「ほらっ。愛ちゃんのチューリップだよ!」
見れば桜の木の脇に、突拍子もなく赤いチューリップが咲いている。
タンポポや蓮華草が咲き乱れる中、ぴょこんと一本だけ背伸びをしたその花は、「私は愛ちゃんのチューリップよっ。」と主張しているように誇らしげで、どことなく愛子にそっくりで可愛らしかった。
レジャーシートを受け取った雄也は、愛子の希望通り、そのチューリップの傍の桜の枝が張り出して木陰を造ってくれている場所に陣取る。
「ほら、美咲。ここに座って。」
蝶々を追いかけて駆け回る愛子を見やりながら、美咲を座らせてやる雄也。
罪悪感と焦燥感が胸の中でぐるぐると回り、美咲とまともに顔を合わせられなかったのだが、一週間ぶりに自然と美咲と触れ合えた事に、少し気恥ずかしくなってしまう。 けれど、美咲が傍にいるだけで、気持ちが穏やかになっていくのも確かだった。
一方美咲も似たようなもので、愛子のはしゃぎ声と春の穏やかな日差しの中、そこにいる雄也の存在を感じると、交わす言葉はなくとも、満たされてゆくこの時間を心地よく思う。
(でも、雄君はどう思ってるのかな…。)
むくむくとわきあがる不安。
共に同じものを見て、その感動を分かち合うことの出来ない美咲は、ずっと恋愛なんて出来ないんだと思っていた。

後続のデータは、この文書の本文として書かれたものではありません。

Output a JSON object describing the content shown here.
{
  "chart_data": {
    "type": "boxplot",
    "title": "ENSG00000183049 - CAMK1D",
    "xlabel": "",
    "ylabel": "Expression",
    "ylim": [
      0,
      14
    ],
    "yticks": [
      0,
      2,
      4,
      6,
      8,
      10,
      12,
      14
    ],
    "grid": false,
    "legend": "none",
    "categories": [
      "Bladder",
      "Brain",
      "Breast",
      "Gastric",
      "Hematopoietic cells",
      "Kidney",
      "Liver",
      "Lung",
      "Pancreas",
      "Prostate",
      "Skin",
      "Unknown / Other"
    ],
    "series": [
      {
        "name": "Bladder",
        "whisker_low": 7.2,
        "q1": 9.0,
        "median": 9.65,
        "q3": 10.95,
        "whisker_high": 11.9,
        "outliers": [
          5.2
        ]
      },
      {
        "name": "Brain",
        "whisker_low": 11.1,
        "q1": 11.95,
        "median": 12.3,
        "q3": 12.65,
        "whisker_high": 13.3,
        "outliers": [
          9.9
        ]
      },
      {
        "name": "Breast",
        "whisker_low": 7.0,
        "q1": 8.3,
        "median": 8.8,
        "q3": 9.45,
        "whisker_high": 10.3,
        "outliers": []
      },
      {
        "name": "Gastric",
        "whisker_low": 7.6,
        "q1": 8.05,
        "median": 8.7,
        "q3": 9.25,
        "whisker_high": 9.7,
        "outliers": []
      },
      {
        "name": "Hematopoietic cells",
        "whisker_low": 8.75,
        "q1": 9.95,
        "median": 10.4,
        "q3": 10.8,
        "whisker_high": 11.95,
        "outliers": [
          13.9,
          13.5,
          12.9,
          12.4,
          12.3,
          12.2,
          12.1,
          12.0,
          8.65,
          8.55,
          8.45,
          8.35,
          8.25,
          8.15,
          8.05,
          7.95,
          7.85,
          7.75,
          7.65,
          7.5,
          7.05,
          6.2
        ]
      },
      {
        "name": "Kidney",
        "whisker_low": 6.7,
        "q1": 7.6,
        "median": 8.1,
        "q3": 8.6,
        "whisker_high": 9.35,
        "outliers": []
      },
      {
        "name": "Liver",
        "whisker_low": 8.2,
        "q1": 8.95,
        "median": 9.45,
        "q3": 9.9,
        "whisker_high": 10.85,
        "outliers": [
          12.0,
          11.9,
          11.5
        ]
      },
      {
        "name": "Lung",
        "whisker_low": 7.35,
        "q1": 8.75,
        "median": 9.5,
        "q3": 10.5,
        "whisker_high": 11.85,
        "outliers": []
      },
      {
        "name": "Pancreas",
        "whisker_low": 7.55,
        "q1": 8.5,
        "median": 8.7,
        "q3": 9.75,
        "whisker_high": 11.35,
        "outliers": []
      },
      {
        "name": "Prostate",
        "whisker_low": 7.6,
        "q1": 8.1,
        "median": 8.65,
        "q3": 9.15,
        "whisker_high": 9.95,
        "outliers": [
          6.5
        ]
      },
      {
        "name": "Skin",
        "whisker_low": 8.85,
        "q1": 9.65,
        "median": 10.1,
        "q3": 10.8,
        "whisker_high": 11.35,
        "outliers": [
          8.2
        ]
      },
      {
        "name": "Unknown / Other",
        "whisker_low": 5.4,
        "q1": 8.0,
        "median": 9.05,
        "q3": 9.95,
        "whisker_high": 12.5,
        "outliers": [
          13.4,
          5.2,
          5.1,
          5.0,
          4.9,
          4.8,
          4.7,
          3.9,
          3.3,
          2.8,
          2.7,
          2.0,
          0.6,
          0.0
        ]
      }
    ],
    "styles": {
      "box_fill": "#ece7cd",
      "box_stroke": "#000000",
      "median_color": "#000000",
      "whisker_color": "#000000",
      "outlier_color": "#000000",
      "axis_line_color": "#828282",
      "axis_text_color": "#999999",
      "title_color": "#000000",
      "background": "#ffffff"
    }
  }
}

だけど今、目の前にいる雄也は美咲の恋人なのだ。 その事はとても嬉しいのだが、その恋人がいつ、こんな自分に愛想を尽かしてしまうのかという不安も同居してしまう。
好きだから嫌われたくない。
生まれて初めて恋をする美咲は、そんな少女のような切ない恋心を抱き始めていた。
「ゆーやっ!ちょーちょさん、そっち行ったよ!」
愛子の声にふわりと風が動く。
「わぁ… すごい! ゆーやの指にちょーちょさんが止まった。」
蝶の飛ぶ方向を指ですっとなぞらえるだけで、その指を止まり木としてしまった雄也は、「シーッ。」と人差し指を口に当てて愛子にゼスチャーを送る。 愛子も慌てて雄也の真似をしながら、雄也がそっと美咲の髪へ蝶を移してやるのを見守った。
「えっ!?」
美咲はドキッとなりながらも、雄也が撫でるように髪に触れた事で、和らぐ不安。
「あはっ♪ 美咲、ちょーちょさんの髪飾り、すっごく似合ってる。」
楽しげな愛子の賛辞。しかし、美咲の表情は微かに曇ってしまう。
雄也は女の子は虫が苦手であると聞いた事があったのを思い出し慌てて謝った。
「あ、すまない。 蝶とか苦手だったか?」
「…ううん。」
美咲が首を横に振った拍子に蝶はひらひらと飛び立ち、愛子もまたその蝶を追いかけて駆けて行った。
「ねえ、雄君。」
「ん?」
「私と居て、…その、 …つまらないとか思わない?」
「…どうして?」
美咲は不安な胸のうちを、思い切って雄也に問いかけてみた。
「私はみんなと同じ世界を見られない。 今もお花見といっても私には桜が見えるわけでもないし、楽しいお話とかも出来るわけじゃ、ないから…。」
雄也はきっとこの不安を振り払ってくれる。 そんな期待が美咲にはあった。
「美咲は、桜が見たいのか?」
「 !! 」
美咲は思わずカッとなって唇を噛んだ。
それはどんなに望んでも叶えられない事を美咲が一番よくわかっている。 だからこそ、望む事すら諦めている事を聞いてくる雄也に、期待が手の平から指の間を滑り落ちていくような思いだった。
「俺と一緒に、同じ桜を見たいのか?」
うつむいた美咲に、なおも問いかけてくる雄也の声に、なぜか不思議な響きを感じて口ごもる。
さらさらとこぼれ落ちる期待という名の一握の砂が、美咲の手に残っている。 それをこぼさないように握り締めた美咲はこくりと肯いた。